島を旅する

ホーム島を旅する本島:三宅邦夫さん

本島:三宅邦夫さん


「本島はとにかくドラマチックな島」と語る三宅邦夫さん。ご存じの通り、瀬戸内海は古くから交通・交易の要所として栄えた場所。その内海を縦横無尽に駆けていたのが塩飽水軍です。彼らの拠点だった本島には、そうした文化伝来の足跡が今も数多く眠っています。


江戸~明治時代の古い街並みが残る笠島まちなみ保存地区。中でもユニークなのが、この曲線を描いた家。造船で鍛えた塩飽大工ならではの造形です。民宿として泊まることもできます。

優れた操船・造船技術によって、時の権力者たちから「人名制度」と呼ばれる自治権を与えられた本島。代々島を治めた年寄たちの功績は、「人名墓」という形で今も残っています。ところがこの人名墓、お墓にしては剣の様に細長く、どこか西洋風?「じつは讃岐で最初にキリシタンへ改宗したのは本島の者と言われています。史料によれば、宣教師が京へ渡る途中、潮待ちで立ち寄った際に世話をした宿の女主人だったそうですよ」。もしや・・・?!思わず妄想を膨らませつつ、人名墓の次は、法然上人ゆかりの専称寺へ。「このお寺は、浄土宗の方にとっては知る人ぞ知る聖地。京から流された法然さんが晩年を過ごした場所で、法然さんの形見の秘仏が伝えられています」。

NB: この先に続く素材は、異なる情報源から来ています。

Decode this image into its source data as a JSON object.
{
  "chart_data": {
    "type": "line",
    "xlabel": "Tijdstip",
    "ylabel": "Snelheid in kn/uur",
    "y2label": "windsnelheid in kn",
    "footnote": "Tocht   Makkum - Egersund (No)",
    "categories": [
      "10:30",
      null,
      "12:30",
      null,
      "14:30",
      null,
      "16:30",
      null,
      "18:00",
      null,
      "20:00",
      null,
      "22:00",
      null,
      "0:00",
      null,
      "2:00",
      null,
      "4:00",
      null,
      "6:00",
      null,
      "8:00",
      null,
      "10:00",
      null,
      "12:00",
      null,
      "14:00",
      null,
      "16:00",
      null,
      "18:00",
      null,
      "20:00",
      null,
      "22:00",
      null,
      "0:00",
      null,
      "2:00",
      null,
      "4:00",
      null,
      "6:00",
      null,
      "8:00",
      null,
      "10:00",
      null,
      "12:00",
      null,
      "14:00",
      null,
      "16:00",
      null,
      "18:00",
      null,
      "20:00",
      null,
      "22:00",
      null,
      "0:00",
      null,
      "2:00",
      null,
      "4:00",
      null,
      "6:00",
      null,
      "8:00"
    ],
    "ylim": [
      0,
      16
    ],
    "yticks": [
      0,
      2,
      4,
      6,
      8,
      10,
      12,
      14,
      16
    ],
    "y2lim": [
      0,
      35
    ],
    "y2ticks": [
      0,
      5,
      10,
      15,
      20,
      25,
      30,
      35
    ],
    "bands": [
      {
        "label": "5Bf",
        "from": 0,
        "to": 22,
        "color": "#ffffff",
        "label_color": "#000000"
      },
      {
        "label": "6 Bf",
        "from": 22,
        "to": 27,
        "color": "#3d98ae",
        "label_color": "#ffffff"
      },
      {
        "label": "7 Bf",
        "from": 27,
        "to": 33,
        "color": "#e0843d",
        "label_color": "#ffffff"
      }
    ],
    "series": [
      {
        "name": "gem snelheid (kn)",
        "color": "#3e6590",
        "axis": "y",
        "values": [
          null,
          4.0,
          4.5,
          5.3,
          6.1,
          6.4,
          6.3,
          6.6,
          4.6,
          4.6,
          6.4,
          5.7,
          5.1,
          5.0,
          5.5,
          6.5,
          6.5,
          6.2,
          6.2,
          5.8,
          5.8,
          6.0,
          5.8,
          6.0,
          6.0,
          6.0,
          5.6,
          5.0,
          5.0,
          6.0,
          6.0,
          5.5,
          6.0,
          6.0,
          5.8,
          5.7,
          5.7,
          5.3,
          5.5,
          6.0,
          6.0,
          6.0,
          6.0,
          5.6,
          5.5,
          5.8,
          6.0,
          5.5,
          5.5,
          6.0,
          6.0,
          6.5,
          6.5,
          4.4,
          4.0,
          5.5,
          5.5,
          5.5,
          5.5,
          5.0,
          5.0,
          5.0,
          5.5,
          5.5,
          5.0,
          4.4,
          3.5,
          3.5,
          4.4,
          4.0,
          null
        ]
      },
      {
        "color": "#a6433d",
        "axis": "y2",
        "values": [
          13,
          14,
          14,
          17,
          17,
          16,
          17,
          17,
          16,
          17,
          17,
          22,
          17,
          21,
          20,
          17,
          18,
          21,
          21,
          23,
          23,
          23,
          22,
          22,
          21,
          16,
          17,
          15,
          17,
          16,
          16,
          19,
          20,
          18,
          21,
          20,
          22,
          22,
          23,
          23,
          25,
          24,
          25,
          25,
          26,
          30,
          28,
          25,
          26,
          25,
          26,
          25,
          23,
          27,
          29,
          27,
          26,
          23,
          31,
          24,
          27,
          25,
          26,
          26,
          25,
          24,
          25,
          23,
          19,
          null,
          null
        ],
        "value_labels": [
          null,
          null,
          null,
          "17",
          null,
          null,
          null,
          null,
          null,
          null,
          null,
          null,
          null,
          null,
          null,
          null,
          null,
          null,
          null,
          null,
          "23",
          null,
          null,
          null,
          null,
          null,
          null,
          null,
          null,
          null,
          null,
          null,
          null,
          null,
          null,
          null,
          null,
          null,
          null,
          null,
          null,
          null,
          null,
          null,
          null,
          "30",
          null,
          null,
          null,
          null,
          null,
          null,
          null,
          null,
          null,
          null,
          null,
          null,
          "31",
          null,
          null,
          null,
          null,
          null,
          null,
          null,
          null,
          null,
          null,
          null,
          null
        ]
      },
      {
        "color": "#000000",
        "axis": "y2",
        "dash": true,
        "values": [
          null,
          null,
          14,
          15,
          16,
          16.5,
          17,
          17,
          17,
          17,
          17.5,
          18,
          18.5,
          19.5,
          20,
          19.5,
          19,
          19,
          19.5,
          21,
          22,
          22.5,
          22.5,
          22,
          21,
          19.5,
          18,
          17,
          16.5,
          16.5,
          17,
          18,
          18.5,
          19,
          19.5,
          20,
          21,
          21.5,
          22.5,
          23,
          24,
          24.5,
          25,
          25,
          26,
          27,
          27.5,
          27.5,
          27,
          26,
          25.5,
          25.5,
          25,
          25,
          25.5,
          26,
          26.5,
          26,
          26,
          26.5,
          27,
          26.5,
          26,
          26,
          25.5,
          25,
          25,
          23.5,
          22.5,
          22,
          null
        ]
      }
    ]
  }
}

他にも、地元の人も知らない歴史ミステリーがまだまだあるという三宅さん。目下捜索中は、大坂城築城の折に本島から切り出された「残石」。文献によると島内に200個以上残っているそうで、すでに47個は発見済み。「探せばもっとあるはず」と少年のように話す姿を見ていると、まだまだ本島探求は続きそうですね。次に来る時はどんなお宝話が聞けるでしょうか。


遠見山展望から西へ下る途中、さざ波のような笠島地区の瓦屋根が現れます。「僕が子どもの頃は『みかんの花咲く丘』の唄のように、ここから汽船が黒い煙をモクモクさせて通るのが見えたもんだよ」。

真横から望む瀬戸大橋は、橋からわずか2kmしか離れていない本島ならではのダイナミックな景色。数あるビューポイントの中でも、三宅さんのオススメは遠見山展望台。



これ何かわかりますか?
本島には、亡骸を埋める「埋め墓」とお詣りする「詣り墓」を分ける「両墓制」という風習が今も残っています。



島を歩くと、あちこちで出会うお地蔵様。最近「磨崖仏」も見つかったんですって(写真左)。新在家海岸から北へ、周回道路沿いにもあるので探してみて。